I wonder how many more sunken ships are lurking under the water releasing hydrocarbons


Government’s handling of sunken ship oil ‘inspires little confidence’

 
26th July 2013
 

TORONTO (miningweekly.com) – The Gitga’at First Nation on Friday said an announcement that the federal government would pump fuel from a sunken American munitions ship inspired little confidence in the government’s ability to respond to oil spills and protect the coast.

The USAT Brigadier General MG Zalinski sank inside Gitga’at territorial waters in 1946, carrying at least twelve 500 lb bombs, large amounts of .30 and .50 calibre ammunition and at least 700 t of bunker oil. The ship began leaking oil in 2003 and, in 2006, the federal government promised to clean up onboard fuel and munitions.

“Removing this bunker oil is long overdue, but it is not a full cleanup and it should not be used as a public relations exercise for the Conservative government’s push to bring Enbridge’s oil tankers to British Columbia’s coastal waters. Where were they ten years ago when our community requested a cleanup?” Gitga’at First Nation chief councillor Arnold Clifton asked in a statement.

The Gitga’at said a true cleanup would include the toxic munitions onboard the ship, which have never been fully assessed, as well as consultation with the community to ensure that environmental and human health impacts were addressed, including bringing in the Gitga’at’s own expertise – not just that of the Fisheries and Oceans Department – to ensure any risk assessment was consistent with the First Nation’s own marine use plan.

“This has been a slow-motion oil spill in our backyard for ten years.
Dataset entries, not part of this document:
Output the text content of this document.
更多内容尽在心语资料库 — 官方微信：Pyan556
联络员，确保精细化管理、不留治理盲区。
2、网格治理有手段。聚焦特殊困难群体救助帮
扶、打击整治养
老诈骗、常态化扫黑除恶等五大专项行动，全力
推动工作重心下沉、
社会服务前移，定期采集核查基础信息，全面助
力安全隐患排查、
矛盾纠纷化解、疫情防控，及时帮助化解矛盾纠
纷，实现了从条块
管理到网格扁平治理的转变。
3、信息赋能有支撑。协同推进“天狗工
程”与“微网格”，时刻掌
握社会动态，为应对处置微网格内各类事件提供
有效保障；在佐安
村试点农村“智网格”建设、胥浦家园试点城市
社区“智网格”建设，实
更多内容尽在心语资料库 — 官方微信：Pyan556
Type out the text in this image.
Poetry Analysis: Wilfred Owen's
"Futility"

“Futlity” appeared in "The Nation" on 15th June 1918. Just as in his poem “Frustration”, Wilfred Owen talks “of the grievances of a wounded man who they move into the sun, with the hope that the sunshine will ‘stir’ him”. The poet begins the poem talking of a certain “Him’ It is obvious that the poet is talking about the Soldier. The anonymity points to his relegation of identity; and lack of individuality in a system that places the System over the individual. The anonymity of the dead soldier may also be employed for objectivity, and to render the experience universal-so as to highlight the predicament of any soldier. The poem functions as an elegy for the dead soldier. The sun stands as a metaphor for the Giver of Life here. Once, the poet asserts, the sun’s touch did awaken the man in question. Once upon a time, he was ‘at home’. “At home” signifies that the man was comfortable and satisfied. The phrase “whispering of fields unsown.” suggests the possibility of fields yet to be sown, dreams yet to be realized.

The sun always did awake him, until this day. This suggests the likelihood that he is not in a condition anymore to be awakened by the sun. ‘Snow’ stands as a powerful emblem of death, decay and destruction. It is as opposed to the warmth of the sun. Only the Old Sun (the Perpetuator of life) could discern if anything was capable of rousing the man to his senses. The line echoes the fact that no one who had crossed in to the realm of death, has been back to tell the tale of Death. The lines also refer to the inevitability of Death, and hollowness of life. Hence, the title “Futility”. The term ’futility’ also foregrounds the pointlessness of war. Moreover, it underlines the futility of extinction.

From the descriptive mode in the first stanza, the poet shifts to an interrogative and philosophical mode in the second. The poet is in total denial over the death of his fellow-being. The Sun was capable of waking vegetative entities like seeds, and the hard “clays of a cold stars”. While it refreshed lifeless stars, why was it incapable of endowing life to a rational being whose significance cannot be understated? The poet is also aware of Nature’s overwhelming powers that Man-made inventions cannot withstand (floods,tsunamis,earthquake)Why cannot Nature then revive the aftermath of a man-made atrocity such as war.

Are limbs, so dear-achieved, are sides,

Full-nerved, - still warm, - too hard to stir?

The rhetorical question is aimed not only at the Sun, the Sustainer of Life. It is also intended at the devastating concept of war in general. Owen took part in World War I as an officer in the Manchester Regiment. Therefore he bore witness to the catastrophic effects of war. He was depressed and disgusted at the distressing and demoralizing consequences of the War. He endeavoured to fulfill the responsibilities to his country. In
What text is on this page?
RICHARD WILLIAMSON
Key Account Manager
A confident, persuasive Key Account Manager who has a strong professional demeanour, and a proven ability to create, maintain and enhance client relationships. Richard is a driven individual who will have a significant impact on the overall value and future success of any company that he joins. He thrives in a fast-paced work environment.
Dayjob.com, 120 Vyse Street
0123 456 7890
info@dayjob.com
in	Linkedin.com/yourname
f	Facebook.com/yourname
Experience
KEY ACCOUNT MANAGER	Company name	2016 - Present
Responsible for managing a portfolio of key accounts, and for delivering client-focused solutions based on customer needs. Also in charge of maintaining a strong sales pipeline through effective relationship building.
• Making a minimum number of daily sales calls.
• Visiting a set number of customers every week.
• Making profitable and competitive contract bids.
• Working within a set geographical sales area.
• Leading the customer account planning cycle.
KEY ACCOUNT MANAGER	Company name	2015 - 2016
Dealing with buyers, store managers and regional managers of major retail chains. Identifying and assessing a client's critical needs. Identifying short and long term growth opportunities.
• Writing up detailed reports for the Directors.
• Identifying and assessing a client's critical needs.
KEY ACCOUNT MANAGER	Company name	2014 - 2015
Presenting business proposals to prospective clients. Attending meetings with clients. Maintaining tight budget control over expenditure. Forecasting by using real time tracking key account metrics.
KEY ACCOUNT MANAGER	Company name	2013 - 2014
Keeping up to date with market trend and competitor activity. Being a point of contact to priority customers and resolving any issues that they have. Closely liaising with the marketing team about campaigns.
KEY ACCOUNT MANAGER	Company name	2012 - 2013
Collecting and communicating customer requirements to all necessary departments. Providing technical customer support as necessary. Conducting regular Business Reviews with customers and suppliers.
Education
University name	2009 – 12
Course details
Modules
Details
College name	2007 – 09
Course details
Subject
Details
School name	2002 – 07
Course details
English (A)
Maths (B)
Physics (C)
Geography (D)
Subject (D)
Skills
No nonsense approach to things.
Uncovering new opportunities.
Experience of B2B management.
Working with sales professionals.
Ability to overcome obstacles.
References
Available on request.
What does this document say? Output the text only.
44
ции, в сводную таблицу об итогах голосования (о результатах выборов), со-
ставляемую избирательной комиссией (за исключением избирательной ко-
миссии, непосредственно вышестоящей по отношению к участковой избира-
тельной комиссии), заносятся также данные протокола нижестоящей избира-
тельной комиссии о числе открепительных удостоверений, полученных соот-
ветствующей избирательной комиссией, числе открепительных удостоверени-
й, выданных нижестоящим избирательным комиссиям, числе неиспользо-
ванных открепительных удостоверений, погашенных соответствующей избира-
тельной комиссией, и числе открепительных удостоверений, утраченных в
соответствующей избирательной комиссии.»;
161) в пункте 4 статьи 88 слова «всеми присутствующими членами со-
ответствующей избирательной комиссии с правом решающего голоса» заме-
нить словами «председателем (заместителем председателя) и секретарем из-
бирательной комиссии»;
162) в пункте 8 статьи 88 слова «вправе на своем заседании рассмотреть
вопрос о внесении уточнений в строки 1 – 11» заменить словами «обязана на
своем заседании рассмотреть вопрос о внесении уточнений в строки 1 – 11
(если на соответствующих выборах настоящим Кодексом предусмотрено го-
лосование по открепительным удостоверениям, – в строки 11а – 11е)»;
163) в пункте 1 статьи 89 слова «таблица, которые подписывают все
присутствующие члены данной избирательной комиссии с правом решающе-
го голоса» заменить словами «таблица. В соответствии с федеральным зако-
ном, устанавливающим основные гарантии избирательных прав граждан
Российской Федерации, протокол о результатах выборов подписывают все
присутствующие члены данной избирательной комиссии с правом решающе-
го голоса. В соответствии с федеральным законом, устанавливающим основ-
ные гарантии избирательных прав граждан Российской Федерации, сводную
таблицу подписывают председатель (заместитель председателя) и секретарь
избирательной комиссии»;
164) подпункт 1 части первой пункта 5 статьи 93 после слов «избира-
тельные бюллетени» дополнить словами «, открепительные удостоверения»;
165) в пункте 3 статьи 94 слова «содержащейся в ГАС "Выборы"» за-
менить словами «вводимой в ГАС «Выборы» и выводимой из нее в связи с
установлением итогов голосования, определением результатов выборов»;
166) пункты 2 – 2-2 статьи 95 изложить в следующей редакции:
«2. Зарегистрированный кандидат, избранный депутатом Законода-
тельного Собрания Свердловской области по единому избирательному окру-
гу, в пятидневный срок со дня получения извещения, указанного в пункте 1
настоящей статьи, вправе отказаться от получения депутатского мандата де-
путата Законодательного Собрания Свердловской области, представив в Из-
We are hopeful the federal government will follow through on [its] announced plan. However, the ten-year response time and the limited scope of cleanup, gives our nation zero confidence that the government is capable of handling Enbridge’s proposed oil tanker traffic in our coastal waters,” Clifton said.

The Gitga’at is concerned that the potential for toxic leaks from the onboard munitions and their potential impact on marine life and shellfish has never been dealt with. The First Nation contended that many of those same resources were already experiencing hydrocarbon pollution from the nearby Queen of the North ferry, which sank in 2006, as well as the Zalinski.

They are worried that there may be even more toxic, unreported munitions on board.

The Gitga’at First Nation is one of nine coastal First Nations in British Columbia that has formally banned oil sands oil tankers from their lands and waters, based on their ancestral laws, rights and responsibilities. The nation recently instructed Enbridge to leave its territory after the company began project work without adequate prior notice or approval.